Faltava uma hora e meia para o fim do prazo dado por Rajoy, quando foi conhecida a carta em que Puigdemont lhe pedia duas coisas: o fim da repressão contra o povo e o governo da Catalunha e a marcação de uma reunião. "Não deixemos que se deteriore mais a situação", escreveu, dizendo que a sua proposta de diálogo "durante os próximos dois meses" com todos os que desejem ajudar na negociação é "sincera e honesta". Puigdemont disse ainda que ficou "surpreendido" por Rajoy ter respondido aos anteriores pedidos de diálogo com a "vontade" de usar o artigo 155.º.
"Se uma comunidade autónoma não cumprir as obrigações impostas pela Constituição ou outras leis, ou atuar de forma que atente gravemente contra o interesse geral de Espanha, o governo, após solicitação ao presidente da comunidade autónoma e, no caso de não obter resposta, com a aprovação por maioria absoluta do Senado, poderá adotar as medidas necessárias para obrigar aquela ao cumprimento forçoso das ditas obrigações ou a proteção do mencionado interesse geral", diz o artigo, nunca antes usado em 40 anos de democracia em Espanha. Por isso também não é claro aquilo que pode implicar.
O primeiro-ministro respondeu a Puigdemont também através de carta, explicando que o artigo 155.º "não implica a suspensão do autogoverno, mas a restauração da legalidade na autonomia". Lamentando que o líder catalão não tenha dito "com clareza" se declarara ou não a independência, Rajoy indicou que os apelos ao diálogo "não são credíveis". Tudo porque Puigdemont "recusa falar" com a própria oposição catalã - ainda ontem, Junts pel Sí e Candidatura de Unidade Popular (CUP), que têm a maioria no Parlamento catalão, suspenderam as sessões plenárias previstas para quinta e sexta-feira. Ainda assim, Rajoy lembrou que foi criado um espaço de diálogo no Congresso espanhol.
"Ainda tem margem para responder de forma clara e simples ao pedido que lhe fiz na quarta-feira", indicou Rajoy no final da carta para Puigdemont. "Continua nas suas mãos abrir um novo período de normalidade e lealdade institucional que todo o mundo está a pedir. Caso contrário, será você o único responsável pela aplicação da Constituição", acrescentou. Segundo a TV3 (televisão catalã), Puigdemont não vai responder ao ultimato. Contudo, de acordo com o La Vanguardia, decidirá hoje "se responde e como" durante a reunião semanal com os seus conselheiros.

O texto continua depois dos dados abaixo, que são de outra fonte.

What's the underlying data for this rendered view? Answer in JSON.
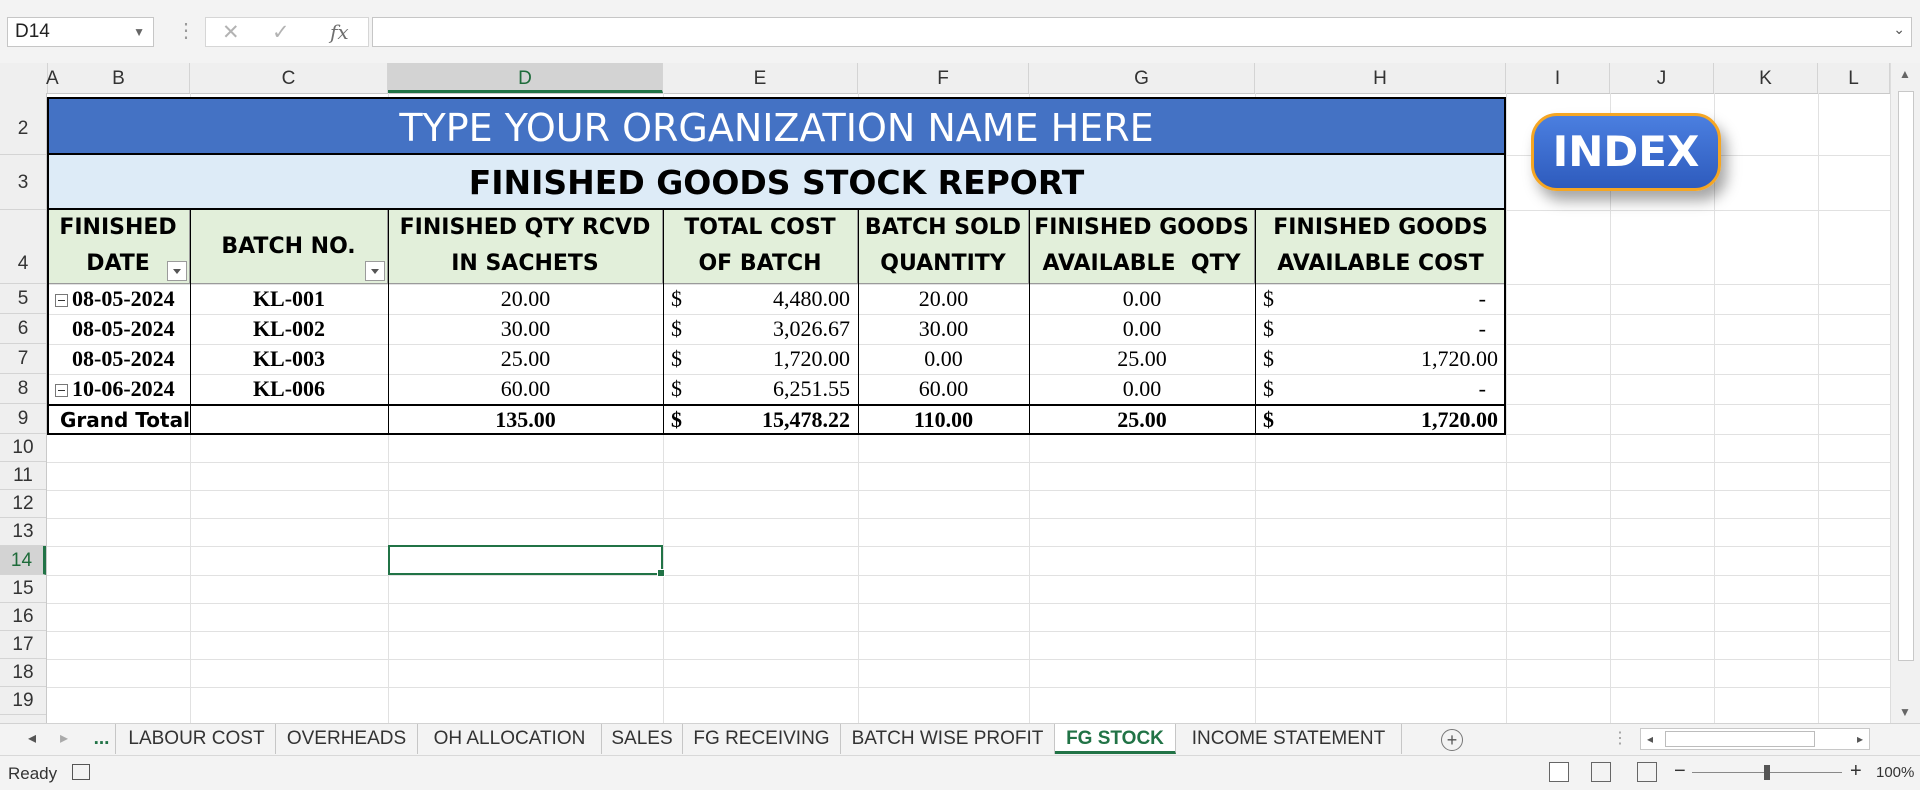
{
  "formula_bar": {
    "name_box": "D14",
    "fx_label": "fx",
    "formula_value": ""
  },
  "columns": [
    "A",
    "B",
    "C",
    "D",
    "E",
    "F",
    "G",
    "H",
    "I",
    "J",
    "K",
    "L"
  ],
  "rows": [
    "2",
    "3",
    "4",
    "5",
    "6",
    "7",
    "8",
    "9",
    "10",
    "11",
    "12",
    "13",
    "14",
    "15",
    "16",
    "17",
    "18",
    "19"
  ],
  "report": {
    "organization": "TYPE YOUR ORGANIZATION NAME HERE",
    "title": "FINISHED GOODS STOCK REPORT",
    "headers": {
      "finished_date": [
        "FINISHED",
        "DATE"
      ],
      "batch_no": "BATCH NO.",
      "qty_rcvd": [
        "FINISHED QTY RCVD",
        "IN SACHETS"
      ],
      "total_cost": [
        "TOTAL COST",
        "OF BATCH"
      ],
      "batch_sold": [
        "BATCH SOLD",
        "QUANTITY"
      ],
      "fg_qty": [
        "FINISHED GOODS",
        "AVAILABLE  QTY"
      ],
      "fg_cost": [
        "FINISHED GOODS",
        "AVAILABLE COST"
      ]
    },
    "currency": "$",
    "rows": [
      {
        "date": "08-05-2024",
        "batch": "KL-001",
        "qty": "20.00",
        "cost": "4,480.00",
        "sold": "20.00",
        "avail_qty": "0.00",
        "avail_cost": "-"
      },
      {
        "date": "08-05-2024",
        "batch": "KL-002",
        "qty": "30.00",
        "cost": "3,026.67",
        "sold": "30.00",
        "avail_qty": "0.00",
        "avail_cost": "-"
      },
      {
        "date": "08-05-2024",
        "batch": "KL-003",
        "qty": "25.00",
        "cost": "1,720.00",
        "sold": "0.00",
        "avail_qty": "25.00",
        "avail_cost": "1,720.00"
      },
      {
        "date": "10-06-2024",
        "batch": "KL-006",
        "qty": "60.00",
        "cost": "6,251.55",
        "sold": "60.00",
        "avail_qty": "0.00",
        "avail_cost": "-"
      }
    ],
    "grand_total": {
      "label": "Grand Total",
      "qty": "135.00",
      "cost": "15,478.22",
      "sold": "110.00",
      "avail_qty": "25.00",
      "avail_cost": "1,720.00"
    }
  },
  "index_button": "INDEX",
  "sheet_tabs": {
    "more": "...",
    "tabs": [
      "LABOUR COST",
      "OVERHEADS",
      "OH ALLOCATION",
      "SALES",
      "FG RECEIVING",
      "BATCH WISE PROFIT",
      "FG STOCK",
      "INCOME STATEMENT"
    ],
    "active": "FG STOCK"
  },
  "status_bar": {
    "status": "Ready",
    "zoom": "100%"
  }
}
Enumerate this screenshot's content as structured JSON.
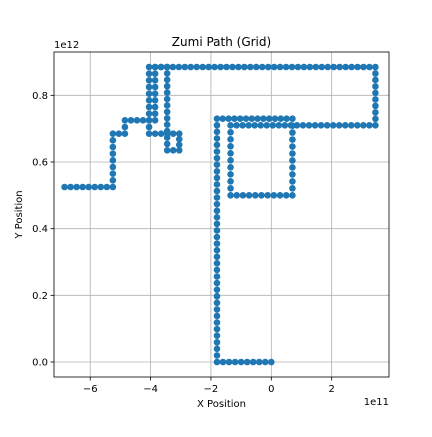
{
  "chart_data": {
    "type": "scatter",
    "title": "Zumi Path (Grid)",
    "xlabel": "X Position",
    "ylabel": "Y Position",
    "x_offset_label": "1e11",
    "y_offset_label": "1e12",
    "xlim": [
      -7.2,
      3.9
    ],
    "ylim": [
      -0.045,
      0.93
    ],
    "xticks": [
      -6,
      -4,
      -2,
      0,
      2
    ],
    "xtick_labels": [
      "−6",
      "−4",
      "−2",
      "0",
      "2"
    ],
    "yticks": [
      0.0,
      0.2,
      0.4,
      0.6,
      0.8
    ],
    "ytick_labels": [
      "0.0",
      "0.2",
      "0.4",
      "0.6",
      "0.8"
    ],
    "grid": true,
    "colors": {
      "marker": "#1f77b4",
      "grid": "#b0b0b0",
      "axes": "#000000"
    },
    "path_vertices": [
      [
        0.0,
        0.0
      ],
      [
        -1.8,
        0.0
      ],
      [
        -1.8,
        0.73
      ],
      [
        0.7,
        0.73
      ],
      [
        0.7,
        0.5
      ],
      [
        -1.35,
        0.5
      ],
      [
        -1.35,
        0.71
      ],
      [
        3.45,
        0.71
      ],
      [
        3.45,
        0.885
      ],
      [
        -4.05,
        0.885
      ],
      [
        -4.05,
        0.685
      ],
      [
        -3.05,
        0.685
      ],
      [
        -3.05,
        0.635
      ],
      [
        -3.45,
        0.635
      ],
      [
        -3.45,
        0.885
      ],
      [
        -3.85,
        0.885
      ],
      [
        -3.85,
        0.725
      ],
      [
        -4.85,
        0.725
      ],
      [
        -4.85,
        0.685
      ],
      [
        -5.25,
        0.685
      ],
      [
        -5.25,
        0.525
      ],
      [
        -6.85,
        0.525
      ]
    ],
    "point_spacing": 0.2
  }
}
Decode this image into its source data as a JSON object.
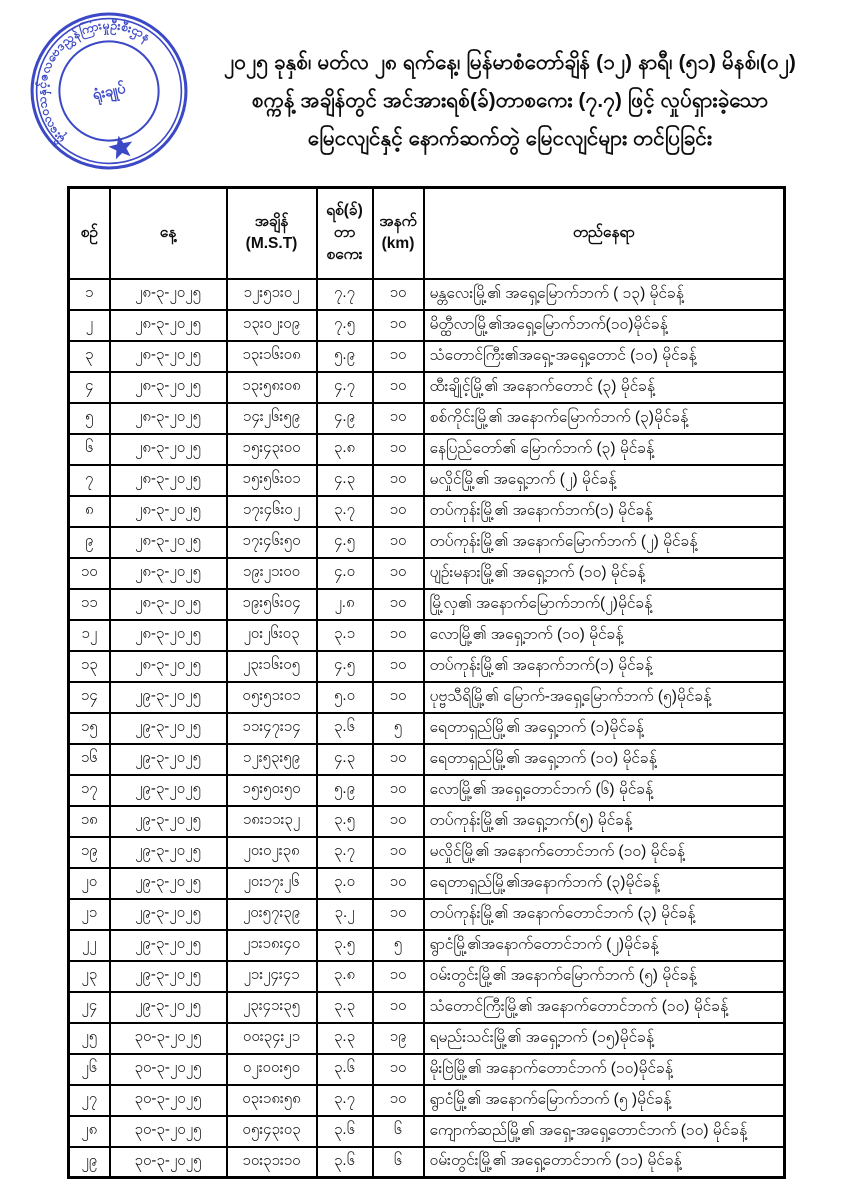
{
  "stamp": {
    "ring_text": "မိုးလေဝသနှင့်ဇလဗေဒညွှန်ကြားမှုဦးစီးဌာန",
    "center_text": "ရုံးချုပ်",
    "star_icon": "star",
    "color": "#3c49c6"
  },
  "title": {
    "lines": [
      "၂၀၂၅ ခုနှစ်၊ မတ်လ ၂၈ ရက်နေ့၊ မြန်မာစံတော်ချိန် (၁၂) နာရီ၊ (၅၁) မိနစ်၊(၀၂)",
      "စက္ကန့် အချိန်တွင် အင်အားရစ်(ခ်)တာစကေး (၇.၇) ဖြင့် လှုပ်ရှားခဲ့သော",
      "မြေငလျင်နှင့် နောက်ဆက်တွဲ မြေငလျင်များ တင်ပြခြင်း"
    ]
  },
  "table": {
    "headers": {
      "no": "စဉ်",
      "date": "နေ့",
      "time": "အချိန် (M.S.T)",
      "magnitude": "ရစ်(ခ်)\nတာ\nစကေး",
      "depth": "အနက်\n(km)",
      "location": "တည်နေရာ"
    },
    "row_keys": [
      "no",
      "date",
      "time",
      "magnitude",
      "depth",
      "location"
    ],
    "rows": [
      {
        "no": "၁",
        "date": "၂၈-၃-၂၀၂၅",
        "time": "၁၂း၅၁း၀၂",
        "magnitude": "၇.၇",
        "depth": "၁၀",
        "location": "မန္တလေးမြို့၏ အရှေ့မြောက်ဘက် ( ၁၃) မိုင်ခန့်"
      },
      {
        "no": "၂",
        "date": "၂၈-၃-၂၀၂၅",
        "time": "၁၃း၀၂း၀၉",
        "magnitude": "၇.၅",
        "depth": "၁၀",
        "location": "မိတ္ထီလာမြို့၏အရှေ့မြောက်ဘက်(၁၀)မိုင်ခန့်"
      },
      {
        "no": "၃",
        "date": "၂၈-၃-၂၀၂၅",
        "time": "၁၃း၁၆း၀၈",
        "magnitude": "၅.၉",
        "depth": "၁၀",
        "location": "သံတောင်ကြီး၏အရှေ့-အရှေ့တောင် (၁၀) မိုင်ခန့်"
      },
      {
        "no": "၄",
        "date": "၂၈-၃-၂၀၂၅",
        "time": "၁၃း၅၈း၀၈",
        "magnitude": "၄.၇",
        "depth": "၁၀",
        "location": "ထီးချိုင့်မြို့၏ အနောက်တောင် (၃) မိုင်ခန့်"
      },
      {
        "no": "၅",
        "date": "၂၈-၃-၂၀၂၅",
        "time": "၁၄း၂၆း၅၉",
        "magnitude": "၄.၉",
        "depth": "၁၀",
        "location": "စစ်ကိုင်းမြို့၏ အနောက်မြောက်ဘက် (၃)မိုင်ခန့်"
      },
      {
        "no": "၆",
        "date": "၂၈-၃-၂၀၂၅",
        "time": "၁၅း၄၃း၀၀",
        "magnitude": "၃.၈",
        "depth": "၁၀",
        "location": "နေပြည်တော်၏ မြောက်ဘက် (၃) မိုင်ခန့်"
      },
      {
        "no": "၇",
        "date": "၂၈-၃-၂၀၂၅",
        "time": "၁၅း၅၆း၀၁",
        "magnitude": "၄.၃",
        "depth": "၁၀",
        "location": "မလှိုင်မြို့၏ အရှေ့ဘက် (၂) မိုင်ခန့်"
      },
      {
        "no": "၈",
        "date": "၂၈-၃-၂၀၂၅",
        "time": "၁၇း၄၆း၀၂",
        "magnitude": "၃.၇",
        "depth": "၁၀",
        "location": "တပ်ကုန်းမြို့၏ အနောက်ဘက်(၁) မိုင်ခန့်"
      },
      {
        "no": "၉",
        "date": "၂၈-၃-၂၀၂၅",
        "time": "၁၇း၄၆း၅၀",
        "magnitude": "၄.၅",
        "depth": "၁၀",
        "location": "တပ်ကုန်းမြို့၏ အနောက်မြောက်ဘက် (၂) မိုင်ခန့်"
      },
      {
        "no": "၁၀",
        "date": "၂၈-၃-၂၀၂၅",
        "time": "၁၉း၂၁း၀၀",
        "magnitude": "၄.၀",
        "depth": "၁၀",
        "location": "ပျဉ်းမနားမြို့၏ အရှေ့ဘက် (၁၀) မိုင်ခန့်"
      },
      {
        "no": "၁၁",
        "date": "၂၈-၃-၂၀၂၅",
        "time": "၁၉း၅၆း၀၄",
        "magnitude": "၂.၈",
        "depth": "၁၀",
        "location": "မြို့လှ၏ အနောက်မြောက်ဘက်(၂)မိုင်ခန့်"
      },
      {
        "no": "၁၂",
        "date": "၂၈-၃-၂၀၂၅",
        "time": "၂၀း၂၆း၀၃",
        "magnitude": "၃.၁",
        "depth": "၁၀",
        "location": "လောမြို့၏ အရှေ့ဘက် (၁၀) မိုင်ခန့်"
      },
      {
        "no": "၁၃",
        "date": "၂၈-၃-၂၀၂၅",
        "time": "၂၃း၁၆း၀၅",
        "magnitude": "၄.၅",
        "depth": "၁၀",
        "location": "တပ်ကုန်းမြို့၏ အနောက်ဘက်(၁) မိုင်ခန့်"
      },
      {
        "no": "၁၄",
        "date": "၂၉-၃-၂၀၂၅",
        "time": "၀၅း၅၁း၀၁",
        "magnitude": "၅.၀",
        "depth": "၁၀",
        "location": "ပုဗ္ဗသီရိမြို့၏ မြောက်-အရှေ့မြောက်ဘက် (၅)မိုင်ခန့်"
      },
      {
        "no": "၁၅",
        "date": "၂၉-၃-၂၀၂၅",
        "time": "၁၁း၄၇း၁၄",
        "magnitude": "၃.၆",
        "depth": "၅",
        "location": "ရေတာရှည်မြို့၏ အရှေ့ဘက် (၁)မိုင်ခန့်"
      },
      {
        "no": "၁၆",
        "date": "၂၉-၃-၂၀၂၅",
        "time": "၁၂း၅၃း၅၉",
        "magnitude": "၄.၃",
        "depth": "၁၀",
        "location": "ရေတာရှည်မြို့၏ အရှေ့ဘက် (၁၀) မိုင်ခန့်"
      },
      {
        "no": "၁၇",
        "date": "၂၉-၃-၂၀၂၅",
        "time": "၁၅း၅၀း၅၀",
        "magnitude": "၅.၉",
        "depth": "၁၀",
        "location": "လောမြို့၏ အရှေ့တောင်ဘက် (၆) မိုင်ခန့်"
      },
      {
        "no": "၁၈",
        "date": "၂၉-၃-၂၀၂၅",
        "time": "၁၈း၁၁း၃၂",
        "magnitude": "၃.၅",
        "depth": "၁၀",
        "location": "တပ်ကုန်းမြို့၏ အရှေ့ဘက်(၅) မိုင်ခန့်"
      },
      {
        "no": "၁၉",
        "date": "၂၉-၃-၂၀၂၅",
        "time": "၂၀း၀၂း၃၈",
        "magnitude": "၃.၇",
        "depth": "၁၀",
        "location": "မလှိုင်မြို့၏ အနောက်တောင်ဘက် (၁၀) မိုင်ခန့်"
      },
      {
        "no": "၂၀",
        "date": "၂၉-၃-၂၀၂၅",
        "time": "၂၀း၁၇း၂၆",
        "magnitude": "၃.၀",
        "depth": "၁၀",
        "location": "ရေတာရှည်မြို့၏အနောက်ဘက် (၃)မိုင်ခန့်"
      },
      {
        "no": "၂၁",
        "date": "၂၉-၃-၂၀၂၅",
        "time": "၂၀း၅၇း၃၉",
        "magnitude": "၃.၂",
        "depth": "၁၀",
        "location": "တပ်ကုန်းမြို့၏ အနောက်တောင်ဘက် (၃) မိုင်ခန့်"
      },
      {
        "no": "၂၂",
        "date": "၂၉-၃-၂၀၂၅",
        "time": "၂၁း၁၈း၄၀",
        "magnitude": "၃.၅",
        "depth": "၅",
        "location": "ရွာငံမြို့၏အနောက်တောင်ဘက် (၂)မိုင်ခန့်"
      },
      {
        "no": "၂၃",
        "date": "၂၉-၃-၂၀၂၅",
        "time": "၂၁း၂၄း၄၁",
        "magnitude": "၃.၈",
        "depth": "၁၀",
        "location": "ဝမ်းတွင်းမြို့၏ အနောက်မြောက်ဘက် (၅) မိုင်ခန့်"
      },
      {
        "no": "၂၄",
        "date": "၂၉-၃-၂၀၂၅",
        "time": "၂၃း၄၁း၃၅",
        "magnitude": "၃.၃",
        "depth": "၁၀",
        "location": "သံတောင်ကြီးမြို့၏ အနောက်တောင်ဘက် (၁၀) မိုင်ခန့်"
      },
      {
        "no": "၂၅",
        "date": "၃၀-၃-၂၀၂၅",
        "time": "၀၀း၃၄း၂၁",
        "magnitude": "၃.၃",
        "depth": "၁၉",
        "location": "ရမည်းသင်းမြို့၏ အရှေ့ဘက် (၁၅)မိုင်ခန့်"
      },
      {
        "no": "၂၆",
        "date": "၃၀-၃-၂၀၂၅",
        "time": "၀၂း၀၀း၅၀",
        "magnitude": "၃.၆",
        "depth": "၁၀",
        "location": "မိုးဗြဲမြို့၏ အနောက်တောင်ဘက် (၁၀)မိုင်ခန့်"
      },
      {
        "no": "၂၇",
        "date": "၃၀-၃-၂၀၂၅",
        "time": "၀၃း၁၈း၅၈",
        "magnitude": "၃.၇",
        "depth": "၁၀",
        "location": "ရွာငံမြို့၏ အနောက်မြောက်ဘက် (၅ )မိုင်ခန့်"
      },
      {
        "no": "၂၈",
        "date": "၃၀-၃-၂၀၂၅",
        "time": "၀၅း၄၃း၀၃",
        "magnitude": "၃.၆",
        "depth": "၆",
        "location": "ကျောက်ဆည်မြို့၏ အရှေ့-အရှေ့တောင်ဘက် (၁၀) မိုင်ခန့်"
      },
      {
        "no": "၂၉",
        "date": "၃၀-၃-၂၀၂၅",
        "time": "၁၀း၃၁း၁၀",
        "magnitude": "၃.၆",
        "depth": "၆",
        "location": "ဝမ်းတွင်းမြို့၏ အရှေ့တောင်ဘက် (၁၁) မိုင်ခန့်"
      }
    ]
  }
}
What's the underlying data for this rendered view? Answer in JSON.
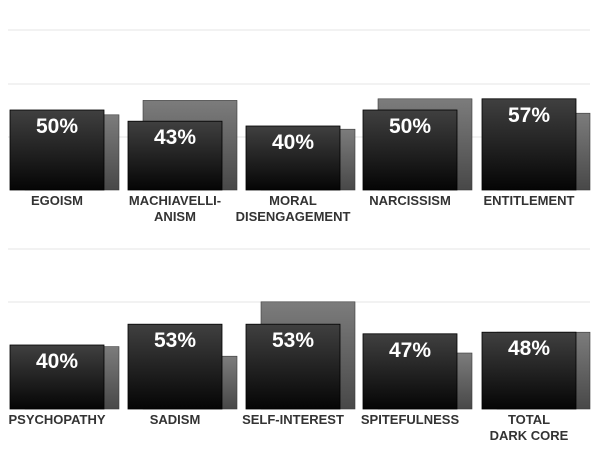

O líder do governo espanhol conta com o apoio dos socialistas. "Perguntamo-nos se o senhor Puigdemont deixa outra saída com a sua atitude que não seja a aplicação do artigo 155.º", indicou o porta-voz da comissão executiva do PSOE, Óscar Puente, crítico da missiva do presidente da Generalitat. O secretário--geral socialista, Pedro Sánchez, falou ontem de manhã com Rajoy, após ter conhecimento da resposta de Puigdemont. "O diálogo é fácil e possível, basta que regresse à legalidade, coisa que não fez. Basta ir ao Congresso espanhol e sentar-se na comissão de reforma constitucional para abrir um diálogo", disse Puente. Esta comissão foi proposta pelo PSOE e aceite pelo Partido Popular.
O Podemos, que defende um referendo negociado e legal na Catalunha, acusa PSOE e PP de estarem aliados para aplicar o artigo 155.º, independentemente da resposta de Puigdemont. Já o líder do Ciudadanos, Albert Rivera, que falou ao telefone com Rajoy, é a favor de usar a chamada "bomba atómica". Mas Rivera explicou que o governo ainda não especificou que medidas concretas irá implementar.